I cooked today. A bit of “meal planning” if you may. However, the final verdict for dinner was my last package of ramen. I couldn’t tell you which flavor of ramen, definitely spicy, but definitely not fish. (Thank G, because I’m sick of everything smelling like fish).
I also joined a gym today. I didn’t use it, because of the ramen coma, but joining involved swiping my credit card, and that counts as exercise, right?
Wait, back up. I did exercise today. I spent the last two hours at work chasing around toddlers. Up and down wooden slides, in and out of ball pits, ultimately spinning all fifty pounds of Asian bones in circles or kneeling down to dominate in a tickle fight. At this rate, I should be able to fit into the impossibly small clothes at one of the thousands of retailers this country has to offer by the end of the month.
That is, until the intoxicating aroma from the indefinite bakeries catches my attention during my walk home from school.
“Hold up- there’s an abundance of bakeries is Korea? I thought they just ate rice…”
Was exactly my thought before a week ago. So when I asked for an explanation for why the country has a deep love for flour, but no oven to bake it in, the answer was simple: No one likes to bake, therefore the bakeries.

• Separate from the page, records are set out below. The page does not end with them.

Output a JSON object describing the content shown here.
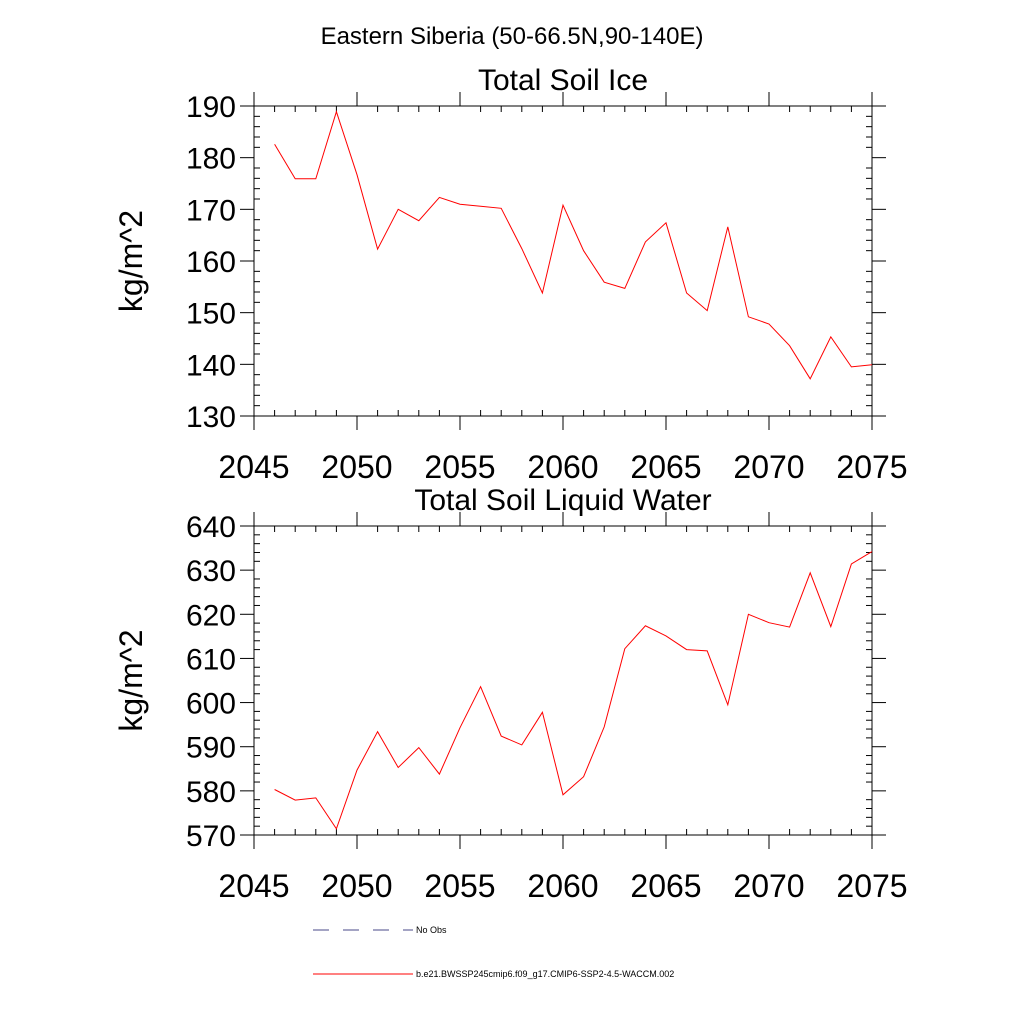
{
  "figure_title": "Eastern Siberia (50-66.5N,90-140E)",
  "chart_data": [
    {
      "type": "line",
      "title": "Total Soil Ice",
      "xlabel": "",
      "ylabel": "kg/m^2",
      "xlim": [
        2045,
        2075
      ],
      "ylim": [
        130,
        190
      ],
      "xticks": [
        2045,
        2050,
        2055,
        2060,
        2065,
        2070,
        2075
      ],
      "yticks": [
        130,
        140,
        150,
        160,
        170,
        180,
        190
      ],
      "grid": false,
      "series": [
        {
          "name": "b.e21.BWSSP245cmip6.f09_g17.CMIP6-SSP2-4.5-WACCM.002",
          "color": "#ff0000",
          "x": [
            2046,
            2047,
            2048,
            2049,
            2050,
            2051,
            2052,
            2053,
            2054,
            2055,
            2056,
            2057,
            2058,
            2059,
            2060,
            2061,
            2062,
            2063,
            2064,
            2065,
            2066,
            2067,
            2068,
            2069,
            2070,
            2071,
            2072,
            2073,
            2074,
            2075
          ],
          "y": [
            182.6,
            175.9,
            175.9,
            188.9,
            176.7,
            162.3,
            170.0,
            167.8,
            172.3,
            171.0,
            170.6,
            170.2,
            162.4,
            153.8,
            170.8,
            162.0,
            155.9,
            154.7,
            163.7,
            167.4,
            153.8,
            150.4,
            166.6,
            149.2,
            147.8,
            143.6,
            137.2,
            145.3,
            139.5,
            139.9
          ]
        }
      ]
    },
    {
      "type": "line",
      "title": "Total Soil Liquid Water",
      "xlabel": "",
      "ylabel": "kg/m^2",
      "xlim": [
        2045,
        2075
      ],
      "ylim": [
        570,
        640
      ],
      "xticks": [
        2045,
        2050,
        2055,
        2060,
        2065,
        2070,
        2075
      ],
      "yticks": [
        570,
        580,
        590,
        600,
        610,
        620,
        630,
        640
      ],
      "grid": false,
      "series": [
        {
          "name": "b.e21.BWSSP245cmip6.f09_g17.CMIP6-SSP2-4.5-WACCM.002",
          "color": "#ff0000",
          "x": [
            2046,
            2047,
            2048,
            2049,
            2050,
            2051,
            2052,
            2053,
            2054,
            2055,
            2056,
            2057,
            2058,
            2059,
            2060,
            2061,
            2062,
            2063,
            2064,
            2065,
            2066,
            2067,
            2068,
            2069,
            2070,
            2071,
            2072,
            2073,
            2074,
            2075
          ],
          "y": [
            580.3,
            577.9,
            578.4,
            571.4,
            584.7,
            593.4,
            585.3,
            589.8,
            583.8,
            594.3,
            603.6,
            592.4,
            590.4,
            597.8,
            579.1,
            583.2,
            594.5,
            612.2,
            617.4,
            615.1,
            612.0,
            611.7,
            599.5,
            620.0,
            618.1,
            617.1,
            629.4,
            617.2,
            631.4,
            634.2
          ]
        }
      ]
    }
  ],
  "legend": {
    "placement": "bottom",
    "items": [
      {
        "label": "No Obs",
        "color": "#4a4a8a",
        "style": "dashed"
      },
      {
        "label": "b.e21.BWSSP245cmip6.f09_g17.CMIP6-SSP2-4.5-WACCM.002",
        "color": "#ff0000",
        "style": "solid"
      }
    ]
  }
}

Perhaps it’s a lot like why America is concentrated with GNCs…
Anyways, I’ll do my best to avoid the indigenous Paris Baguette lights that beam from across my apartment, and choose a healthier alternative for a quick meal (hence the planning). But produce, by the way, is stupid expensive here until I embrace kimchi as a major staple in my diet.
See, I’m attempting to get my life together. And I figured moving to Korea (South) was the answer to my millennial distress I’ve been facing since that horrid day which was college graduation. Now, I didn’t simply throw a dart at a map and pack my bags; I did substantial research (blog reading) before applying for a job as an ESL teacher in Korea. I considered my limitations under the qualifications of my credentials and did some comparison shopping. In terms of compensation and quality of life, South Korea deemed most lucrative. My paychecks won’t look like phone numbers; but I’ll be living rent-free, a life-hack I’ve mastered quite well thus far.
After a tolerable pay and living conditions, there’s the whole teaching thing. In Korea. I figured that Koreans were a gentle, loving, disciplined people. From what I can tell during working hours, they are. Unfortunately, six year olds are not considered people. No matter the nationality, no matter the subject, I tip my hat to all kindergarten teachers across the globe. Hell, I kneel down and praise you, teachers, because I am not worthy to identify myself with your kind. You are a special breed, teachers, a breed I hope budgets in enough wine from your underpaid salaries.
As for this teacher, I’ll have to budget enough soju for my weekends, considering Korean wine is quite dreary. The soju, a popular Korean ethanol liquor, went down much smoother this past weekend than I expected. It was no surprise that the fellow expatriate teachers I socialized with Saturday night downed the green bottles like water, creating a quick buzz on a tight budget. I may be trying to get my life together, but I’m not crazy enough to give up my drinking habits. Because when Friday comes around and I say goodbye to those shiny black heads, the bustling lights of Seoul seem much more enticing than singing the “ABC’s”.
Then it dawns on me… I escaped to Asia for multiple reasons, and avoiding corporate America was one of them. And while I may be working in an environment a little less conventional, I’ll still be living for the weekends. I’ll be waking up every morning, hitting my snooze button in grief until my coffee sets in. I’ll be frustrated throughout the day in spurts, questioning my intentions. I’ll be counting down the minutes until my walk home, where I’ll heat up a prepared meal, hit the gym, and set my alarm to repeat the same day all over again.
Is this what I wanted? Will I always be chasing the next best job? Will I continue to make excuses for why my life isn’t “together”? Or will I focus on the moments of my day when I was in complete bliss? When the children were all coloring in silence, speaking only to ask, “Jenny Teacher, is this right?” When those deep brown eyes light up in excitement when we sing “head shoulders knees and toes”. When I walk to and from my school, grazing up at the mountainous scenery. When I figured out the subway on my own to check out the lights of Gangnam that first Friday night of my move.
When I remind myself that I’ll never regret this opportunity, that leaving everything behind takes just a pinch of inner strength.
That’s when I realize, maybe I do have my life together. I just needed to move to Korea to realize it, rather work on it.